Côté éligibilité : pour « Ma Prime Logement Décent bailleur à Orville », un ménage très modeste mobilise jusqu'à 32 000 €, un ménage modeste 24 000 €, un ménage intermédiaire 18 000 € et un ménage aux revenus supérieurs 4 000 € sur l'assiette de 40 000 € HT. À deux classes gagnées, l'assiette redescend à 30 000 € HT et les montants suivent dans la même proportion.

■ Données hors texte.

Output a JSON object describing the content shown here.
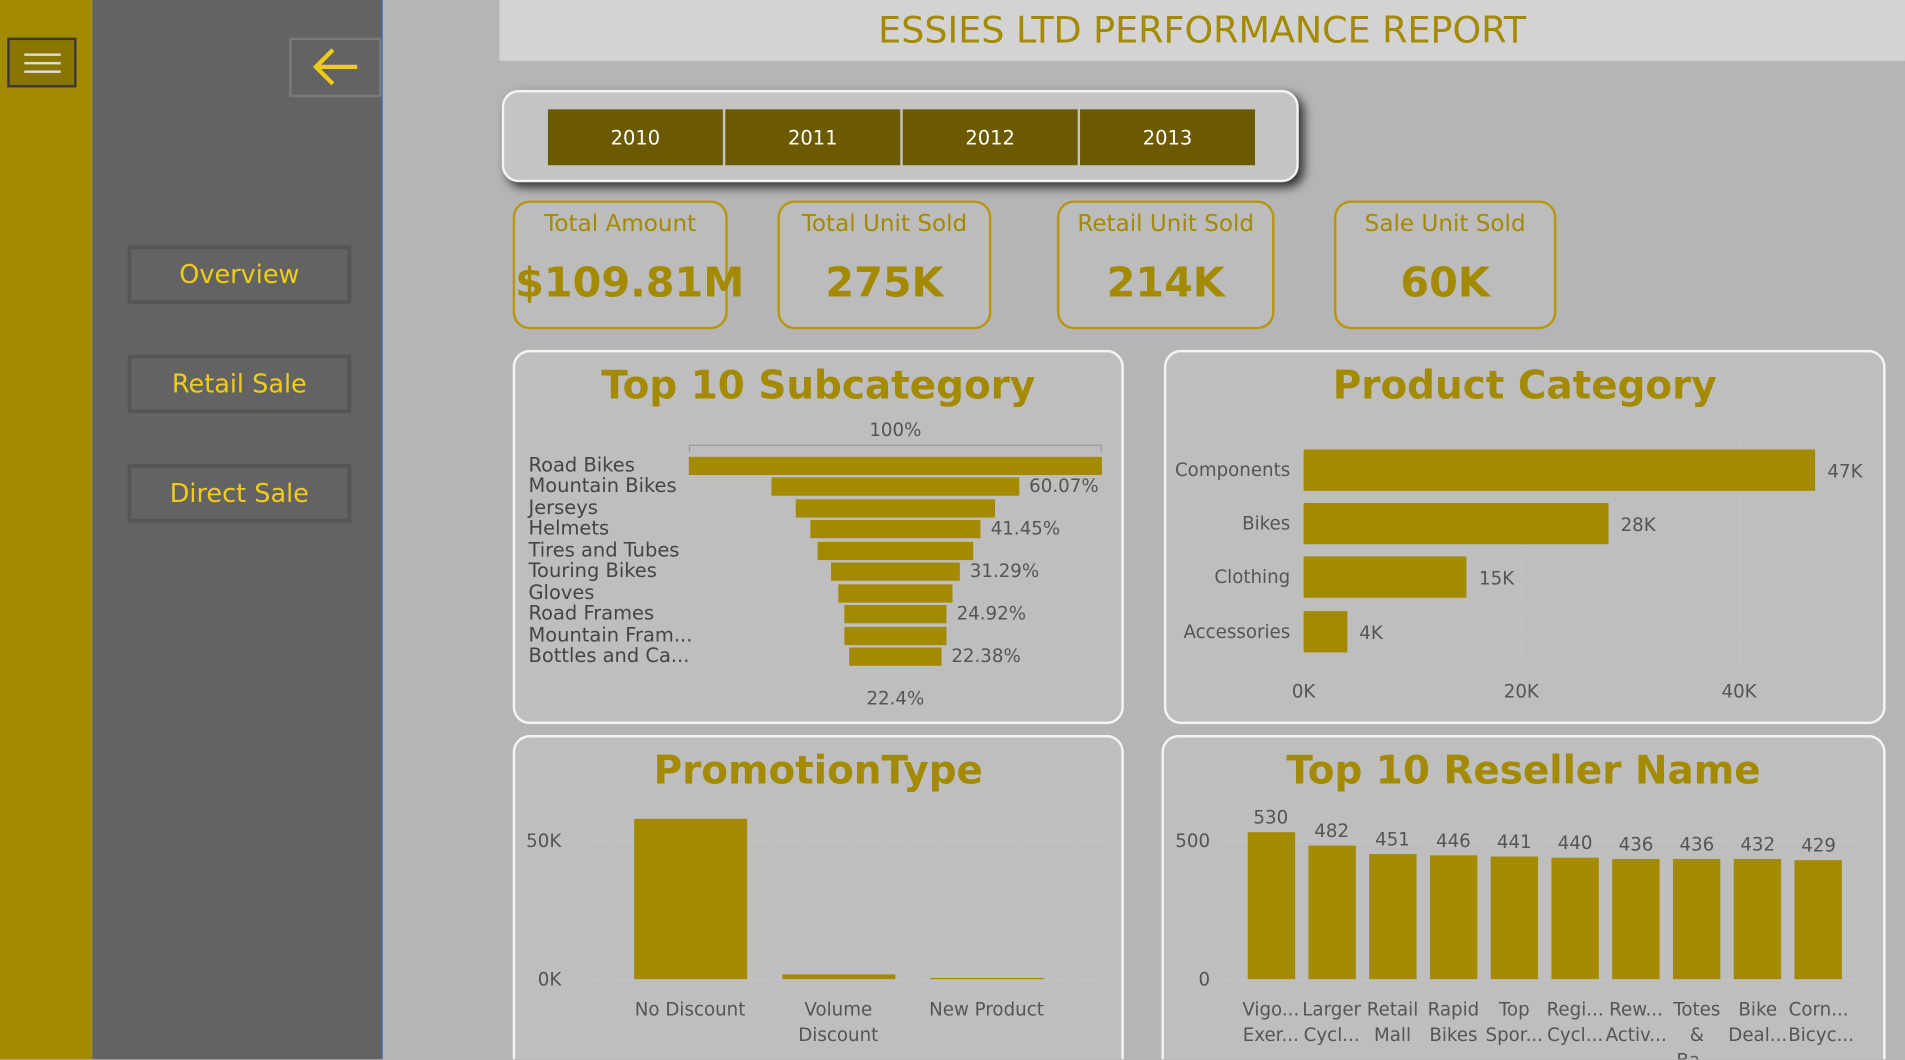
{
  "sidebar": {
    "nav": [
      "Overview",
      "Retail Sale",
      "Direct Sale"
    ]
  },
  "header": {
    "title": "ESSIES LTD PERFORMANCE REPORT"
  },
  "slicer": {
    "years": [
      "2010",
      "2011",
      "2012",
      "2013"
    ]
  },
  "cards": [
    {
      "label": "Total Amount",
      "value": "$109.81M"
    },
    {
      "label": "Total Unit Sold",
      "value": "275K"
    },
    {
      "label": "Retail Unit Sold",
      "value": "214K"
    },
    {
      "label": "Sale Unit Sold",
      "value": "60K"
    }
  ],
  "chart_data": [
    {
      "type": "funnel",
      "title": "Top 10 Subcategory",
      "categories": [
        "Road Bikes",
        "Mountain Bikes",
        "Jerseys",
        "Helmets",
        "Tires and Tubes",
        "Touring Bikes",
        "Gloves",
        "Road Frames",
        "Mountain Fram...",
        "Bottles and Ca..."
      ],
      "values": [
        100,
        60.07,
        48.2,
        41.45,
        37.6,
        31.29,
        27.6,
        24.92,
        24.7,
        22.38
      ],
      "value_labels": [
        "100%",
        "60.07%",
        null,
        "41.45%",
        null,
        "31.29%",
        null,
        "24.92%",
        null,
        "22.38%"
      ],
      "bottom_label": "22.4%",
      "color": "#a38a00"
    },
    {
      "type": "hbar",
      "title": "Product Category",
      "categories": [
        "Components",
        "Bikes",
        "Clothing",
        "Accessories"
      ],
      "values": [
        47000,
        28000,
        15000,
        4000
      ],
      "value_labels": [
        "47K",
        "28K",
        "15K",
        "4K"
      ],
      "xlim": [
        0,
        51000
      ],
      "xticks": [
        {
          "value": 0,
          "label": "0K"
        },
        {
          "value": 20000,
          "label": "20K"
        },
        {
          "value": 40000,
          "label": "40K"
        }
      ],
      "color": "#a38a00"
    },
    {
      "type": "bar",
      "title": "PromotionType",
      "categories": [
        "No Discount",
        "Volume Discount",
        "New Product"
      ],
      "values": [
        58000,
        1800,
        400
      ],
      "ylim": [
        0,
        64000
      ],
      "yticks": [
        {
          "value": 0,
          "label": "0K"
        },
        {
          "value": 50000,
          "label": "50K"
        }
      ],
      "color": "#a38a00",
      "data_labels": false
    },
    {
      "type": "bar",
      "title": "Top 10 Reseller Name",
      "categories": [
        "Vigo... Exer...",
        "Larger Cycl...",
        "Retail Mall",
        "Rapid Bikes",
        "Top Spor...",
        "Regi... Cycl...",
        "Rew... Activ...",
        "Totes & Ba...",
        "Bike Deal...",
        "Corn... Bicyc..."
      ],
      "values": [
        530,
        482,
        451,
        446,
        441,
        440,
        436,
        436,
        432,
        429
      ],
      "ylim": [
        0,
        640
      ],
      "yticks": [
        0,
        500
      ],
      "color": "#a38a00",
      "data_labels": true
    }
  ]
}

Sur le plan de trésorerie : sur le cas type à Orville, le reste à charge d'un ménage très modeste ressort à 6 000 € après aide ANAH et prise en charge de l'accompagnement. Étalé sur quinze ans en éco-prêt à taux zéro, cela représente de l'ordre de 35 € par mois, à comparer aux 1 620 € d'économie annuelle attendue sur la facture d'énergie.
Le gain se calcule, il ne s'annonce pas : la remise à niveau d'un logement mis en location traite 40 à 60 % du besoin. Appliqué au cas de référence à Orville, en zone H1a, cela ramène 10 982 à 16 473 kWh par an, valorisés 1 179 € à 1 769 € au tarif conventionnel 2026.
Dans l'ordonnancement du chantier à Orville, la remise à niveau d'un logement mis en location mobilise un opérateur agréé par l'Anah pendant cinq à neuf mois. Cette durée se cale entre l'audit préalable et la mise en service du générateur : la déplacer en fin de chantier oblige presque toujours à reprendre des interfaces déjà refermées.
Le métré fait foi avant toute discussion de prix : à Orville, sur une base de 110 m² en zone H1a, la remise à niveau d'un logement mis en location représente de l'ordre de 74 logement du parc locatif. Multiplié par un prix unitaire de 22 000 à 45 000 €, on obtient une fourchette de 1 628 000 € à 3 330 000 € TTC, que le plafond d'assiette de 40 000 € HT vient ensuite borner.
Contexte urbain à Orville : 155 résidences principales pour 341 habitants. Sur la remise à niveau d'un logement mis en location, cela se traduit par des contraintes d'accès, d'occupation temporaire du domaine public et de livraison qui pèsent réellement sur le prix final.
Une moyenne de 2.20 personne(s) par logement à Orville : ce chiffre paraît anodin, il commande pourtant le débit de ventilation, le volume d'eau chaude et donc la cohérence de la remise à niveau d'un logement mis en location avec le reste du bouquet.
Le solde se finance : à Orville, le reste à charge du cas type le plus aidé s'établit à 6 000 € après aide ANAH et prise en charge de l'accompagnement jusqu'à 2 000 €. Étalé en éco-prêt sur quinze ans, cela représente environ 35 € par mois, quand le logement loué contribue déjà à 1 620 € d'économie annuelle attendue.
Qui décide, et donc qui finance : 92 % de propriétaires occupants à Orville, soit environ 143 logements. Pour la remise à niveau d'un logement mis en location, cela signifie autant de dossiers décidables sans mandat de gestion, le solde relevant du parc locatif et donc d'un montage bailleur distinct.